His brothers were filled with incredulity at the sight and realization of the greatness, the riches, the power and the glory of their brother Joseph. He commanded them to report to their father what they had seen with their eyes.
Someday, when the rewards of Eternity are bestowed upon the saints, we too will stand in awe and amazement at the glory which some of the Lord’s most humble servants and handmaidens will receive. Many who have been despised, mocked, ridiculed, called by names (even by the Church), and have been persecuted and killed, will receive great Glory from the Father.
Even you, dear reader, you who have suffered so much, will be honoured and vindicated in the presence of those who today hate you and persecute you.
“And he fell upon his brother Benjamin’s neck, and wept; and Benjamin wept upon his neck. And he kissed all his brethren, and wept upon them; and after that his brethren talked with him” (Genesis 45:14-15).
One day we will meet our loved ones whom we have not seen for many years. Oh what a day of rejoicing that will be! Those loved ones who are waiting for us on the other shore will rejoice with us when we cross the “Jordan” to our Heavenly Home!
Joseph then gave all his brothers the kiss of forgiveness. I wonder, did he have a struggle with forgiving his brothers! During the months that Simeon was in the Egyptian prison, did Joseph ever visit him? He seems to have been the cruelest of the brothers. But prison life may have softened Simeon’s heart.

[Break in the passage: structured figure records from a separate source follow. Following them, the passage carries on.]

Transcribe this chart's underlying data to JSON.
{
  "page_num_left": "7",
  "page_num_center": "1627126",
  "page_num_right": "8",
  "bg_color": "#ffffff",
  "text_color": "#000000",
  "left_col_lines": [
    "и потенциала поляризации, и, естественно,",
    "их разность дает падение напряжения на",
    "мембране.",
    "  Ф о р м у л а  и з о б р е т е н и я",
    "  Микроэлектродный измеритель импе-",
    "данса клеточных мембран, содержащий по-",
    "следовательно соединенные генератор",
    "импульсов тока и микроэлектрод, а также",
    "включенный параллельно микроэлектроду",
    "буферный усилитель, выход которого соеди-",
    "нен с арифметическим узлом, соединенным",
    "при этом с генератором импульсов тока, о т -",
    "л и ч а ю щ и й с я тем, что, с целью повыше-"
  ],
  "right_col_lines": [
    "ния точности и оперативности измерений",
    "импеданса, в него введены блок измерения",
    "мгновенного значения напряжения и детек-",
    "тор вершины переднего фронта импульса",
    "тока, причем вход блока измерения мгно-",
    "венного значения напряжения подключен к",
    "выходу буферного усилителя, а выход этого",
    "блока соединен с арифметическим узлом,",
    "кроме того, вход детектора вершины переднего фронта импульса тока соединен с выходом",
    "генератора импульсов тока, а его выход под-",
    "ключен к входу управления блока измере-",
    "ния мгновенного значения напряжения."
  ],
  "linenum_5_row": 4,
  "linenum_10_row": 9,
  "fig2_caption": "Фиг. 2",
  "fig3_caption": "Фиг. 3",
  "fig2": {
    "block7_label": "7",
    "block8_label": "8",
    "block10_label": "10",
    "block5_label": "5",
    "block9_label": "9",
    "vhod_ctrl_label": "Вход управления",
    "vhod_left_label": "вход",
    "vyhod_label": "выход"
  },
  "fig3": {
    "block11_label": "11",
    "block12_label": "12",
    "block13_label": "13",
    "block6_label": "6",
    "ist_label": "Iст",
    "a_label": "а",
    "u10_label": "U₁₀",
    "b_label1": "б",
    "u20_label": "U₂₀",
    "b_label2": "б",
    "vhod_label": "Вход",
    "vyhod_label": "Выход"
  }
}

We may have difficulty on earth forgiving those who do us harm; but when we are in Heaven, we will be able to forgive our debtors, for the love of God will be perfected in our hearts. We will all be like Joseph.
May God prepare us for Heaven by setting us free from all resentment, anger, and unforgiveness. Help me, Lord, to kiss my brothers who have hurt and harmed me, as Joseph did his!
Forgiveness and love was the true Glory of Joseph. His greatness was in his ability to receive, pardon, and provide for his brothers in spite of all they had done to him. After he blessed them, they talked to him. Only then was “fellowship restored.”